Max Romantschuk's weblog – July 2004 archive

Soon-to-be-on-vacation

Friday 16th of July, 2004 - 11:30 – Permalink

In four and a half hour's time my four week long summer vacation starts. Needless to say I'm quite happy about it. I may or may not post new entries during that time, our vacation plans are still rather unclear. To make up for my possible upcoming passiveness I found two mammoth sized articles as summer reading for my equally impressive readership...

They just don't make 'em like they used to

Dan Bricklin of Visicalc fame has written an excellent piece titled Software That Lasts 200 Years, identifying many of the criteria necessary for what he calls Societal Infrastructure Software. Dan writes:

This is the software that keeps our societal records, controls and monitors our physical infrastructure (from traffic lights to generating plants), and directly provides necessary non-physical aspects of society such as connectivity.

It'a a very good read, and I think many of Dan's ideas could well be applied for many other types of software as well.

The Deadliest Sin

This is one of those days when I'm glad to exercise regularly. You have to read The Deadliest Sin by Jonathan Shaw. You Have To.

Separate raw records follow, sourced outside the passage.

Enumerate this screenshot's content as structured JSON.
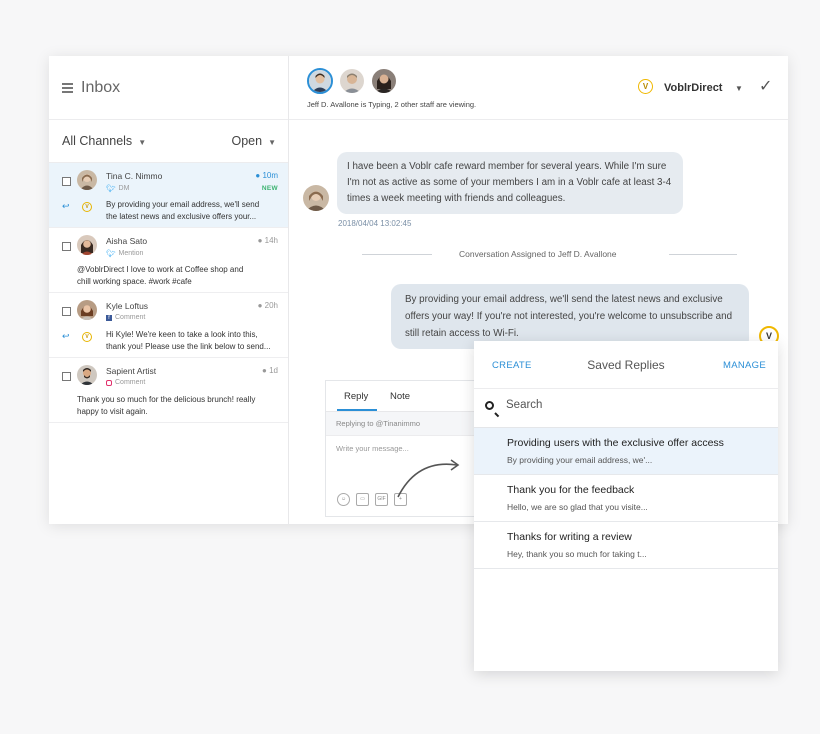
{
  "inbox": {
    "title": "Inbox",
    "channel_filter": "All Channels",
    "status_filter": "Open"
  },
  "conversations": [
    {
      "name": "Tina C. Nimmo",
      "source": "DM",
      "source_icon": "twitter-icon",
      "time": "10m",
      "badge": "NEW",
      "preview_1": "By providing your email address, we'll send",
      "preview_2": "the latest news and exclusive offers your..."
    },
    {
      "name": "Aisha Sato",
      "source": "Mention",
      "source_icon": "twitter-icon",
      "time": "14h",
      "preview_1": "@VoblrDirect I love to work at Coffee shop and",
      "preview_2": "chill working space. #work #cafe"
    },
    {
      "name": "Kyle Loftus",
      "source": "Comment",
      "source_icon": "facebook-icon",
      "time": "20h",
      "preview_1": "Hi Kyle! We're keen to take a look into this,",
      "preview_2": "thank you! Please use the link below to send..."
    },
    {
      "name": "Sapient Artist",
      "source": "Comment",
      "source_icon": "instagram-icon",
      "time": "1d",
      "preview_1": "Thank you so much for the delicious brunch! really",
      "preview_2": "happy to visit again."
    }
  ],
  "header": {
    "typing_status": "Jeff D. Avallone is Typing, 2 other staff are viewing.",
    "brand_logo": "V",
    "brand": "VoblrDirect"
  },
  "thread": {
    "incoming": "I have been a Voblr cafe reward member for several years. While I'm sure I'm not as active as some of your members I am in a Voblr cafe at least  3-4 times a week meeting with friends and colleagues.",
    "incoming_time": "2018/04/04 13:02:45",
    "assignment": "Conversation Assigned to Jeff D. Avallone",
    "outgoing": "By providing your email address, we'll send the latest news and exclusive offers your way! If you're not interested, you're welcome to unsubscribe and still retain access to Wi-Fi.",
    "agent_logo": "V"
  },
  "composer": {
    "tab_reply": "Reply",
    "tab_note": "Note",
    "replying_to": "Replying to @Tinanimmo",
    "placeholder": "Write your message...",
    "gif_label": "GIF"
  },
  "saved_replies": {
    "create": "CREATE",
    "title": "Saved Replies",
    "manage": "MANAGE",
    "search_placeholder": "Search",
    "items": [
      {
        "title": "Providing users with the exclusive offer access",
        "preview": "By providing your email address, we'..."
      },
      {
        "title": "Thank you for the feedback",
        "preview": "Hello, we are so glad that you visite..."
      },
      {
        "title": "Thanks for writing a review",
        "preview": "Hey, thank you so much for taking t..."
      }
    ]
  },
  "colors": {
    "accent": "#2b8fd6",
    "brand": "#f0b800",
    "new_badge": "#3cb371",
    "selected_row": "#ebf4fb"
  }
}
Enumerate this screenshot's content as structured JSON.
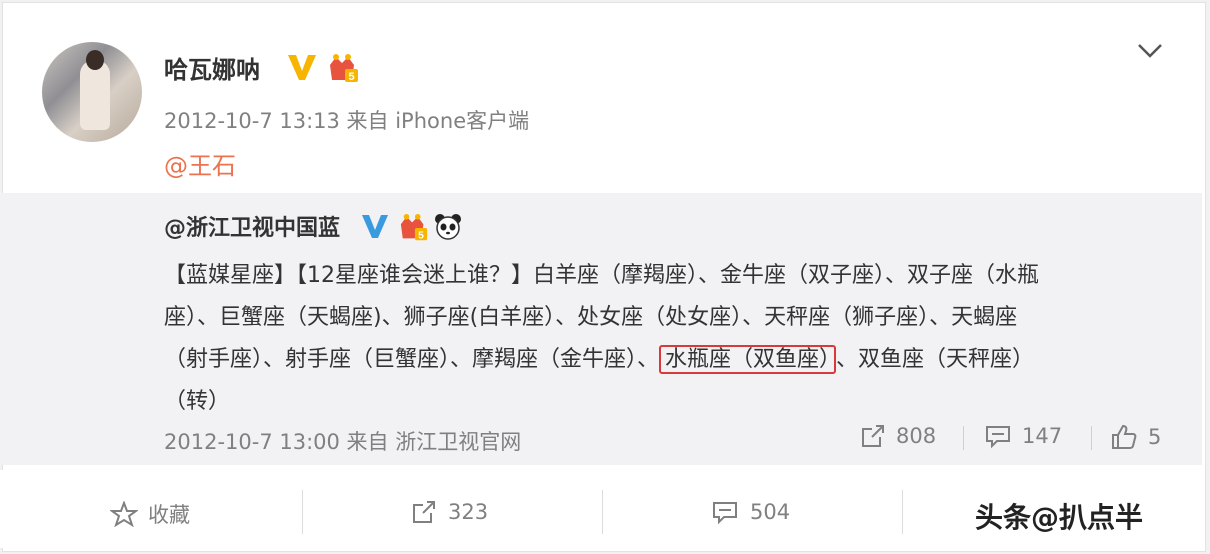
{
  "post": {
    "author": "哈瓦娜呐",
    "meta": "2012-10-7 13:13 来自 iPhone客户端",
    "mention": "@王石"
  },
  "repost": {
    "author": "@浙江卫视中国蓝",
    "text_lines": [
      "【蓝媒星座】【12星座谁会迷上谁？】白羊座（摩羯座）、金牛座（双子座）、双子座（水瓶",
      "座）、巨蟹座（天蝎座)、狮子座(白羊座）、处女座（处女座）、天秤座（狮子座）、天蝎座",
      "（射手座）、射手座（巨蟹座）、摩羯座（金牛座）、",
      "（转）"
    ],
    "highlight": "水瓶座（双鱼座）",
    "after_highlight": "、双鱼座（天秤座）",
    "meta": "2012-10-7 13:00 来自 浙江卫视官网",
    "reposts": "808",
    "comments": "147",
    "likes": "5"
  },
  "actions": {
    "favorite": "收藏",
    "reposts": "323",
    "comments": "504"
  },
  "watermark": "头条@扒点半",
  "colors": {
    "mention": "#eb7350",
    "highlight_border": "#d83a3a",
    "verified": "#f7b500"
  }
}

The Ultimate Joy of Randomness

Tuesday 13th of July, 2004 - 11:29 – Permalink

For god knows how long, I used to have my browser's home page set to Google's front page. After having switched to Mozilla Firefox (which has a built in Google search box) having Google as my home page really made no sense anymore.

I have now found the perfect replacement; The WikiPedia Random page:

http://en.wikipedia.org/wiki/Special:Randompage

By using this as my home page I'm greated with something new and informative every time I open a browser window. At this rate I'll be a Trivial Pursuit Grand Master within several hundred years, with virtually no effort!

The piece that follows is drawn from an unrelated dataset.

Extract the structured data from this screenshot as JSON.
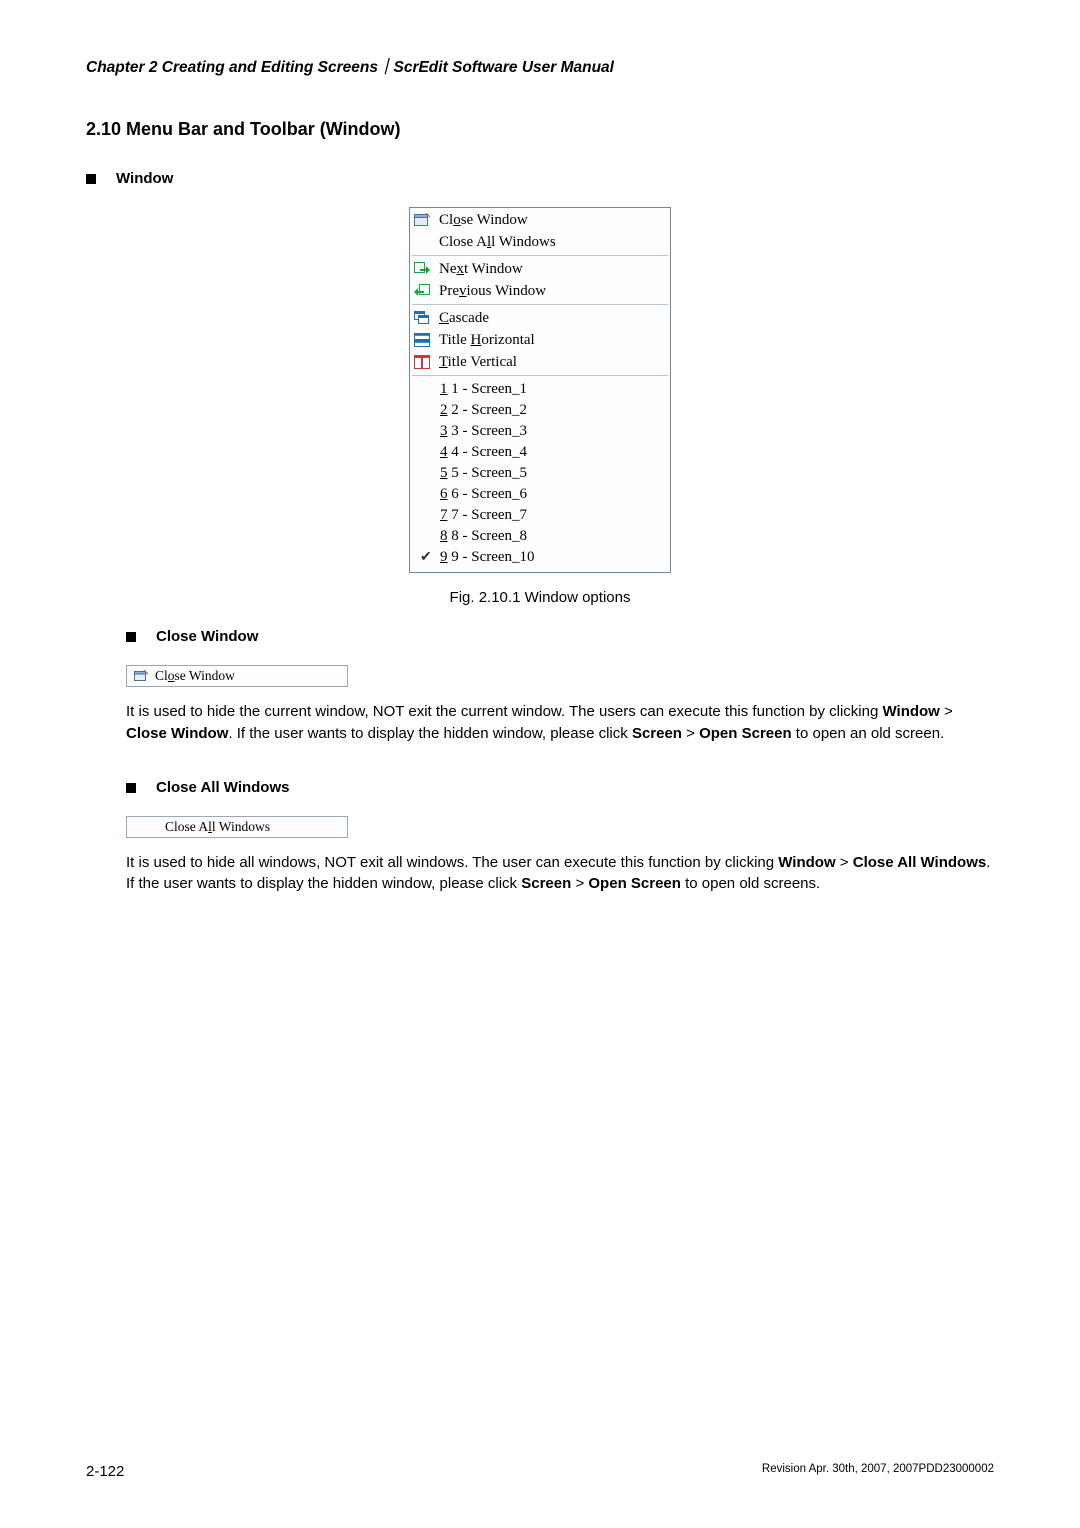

Thanks to my latest-and-greatest home page I ran across Matt Keveney's Animated Engines. It's a great way to learn a bit about how different engines work (can't hurt, can it?) It uses trusty old GIF-animations, so there's no Flash required.

Tactile Feedback

And now for something completely different: I've long waited for touch-screen technology which is accurate and able to provide tactile feedback (tactile feedback means that you'll notice you've actually pressed something). If they are up to their own marketing hype the people behind the Jackito PDA/TDA might be on to something... Time will tell. Via Slashdot.

Automotive Greatness

Monday 12th of July, 2004 - 11:35 – Permalink

I know I've done a lousy job at updating during the last few weeks. On the other hand I've made significant progress on the new engine I've been working on for the site. I hope to be able to have a new and improved version of this site up and running before the end of this year. (Previous experience has taught me not to set too ambitious goals...)

Anyway, on to the topic of the day: I'm sure the tought of having to download RealPlayer will scare quite a few of you, but this time I'd claim it's worth it. Regardless of if you're into cars of not, this video of BBC's Top Gear's attempt to destroy a Toyota Hilux pickup is a must see. (Here's a low-res version.) I even successfully managed to show it to my wife, who found it thoroughly entertaining.

Credit where due: Here's the Top Gear downloads page from where I shamelessly linked the videos.

Deprived

Tuesday 6th of July, 2004 - 11:19 – Permalink

For me, the optimal amount of sleep every night is around eight hours. Seven is OK, but anything less starts to impact all sorts of aspects of my perfomance. The kids have currently adopted a rather unbebeneficial sleeping schedule, going to bed around eleven, give or take half an hour. I tend to have some mandatory stuff left to do after the kids have gone to sleep, so it's usually at least half an hour later when I go to bed. I get up at five, you can do the math.

I am fortunate in riding my bike to work, as keeping alert on a bike is much easier than in a car. Fresh air and direct contact with the world around me (as opposed to being enclosed in a steel-and-glass shell) helps a great deal. I also learned a very simple trick in the military: (Finland has conscription.) If given a choice between eating and sleeping you always eat. The reason is quite simple: You can survive a great deal longer not sleeping than you can not eating. Basically you always have to eat more if you sleep less (more time spent doing stuff, so a greater amount of energy is consumed).

I don't plan on keeping this up for long. My summer vacation (4 weeks!) starts in less than two weeks, and I'm going to reevaluate my schedule when I return to work; unless the kids have changed their sleeping habits by then. The most important thing is not to let it get to you, and keep in mind it's only a phase. I'm sure this will be all forgotten and I'll have a whole array of new issues to deal with soon enough!

I also found a rather interesting BBC article on sleep deprivation, as well as a whole site on the subject. That's all folks, good night!

PS. Given the current circumstances I have less than my usual amount of energy to dedicate to blogging. I will probably update less often in the near future, as I'd rather keep the quality of individual posts high than post a lot of... well... crap.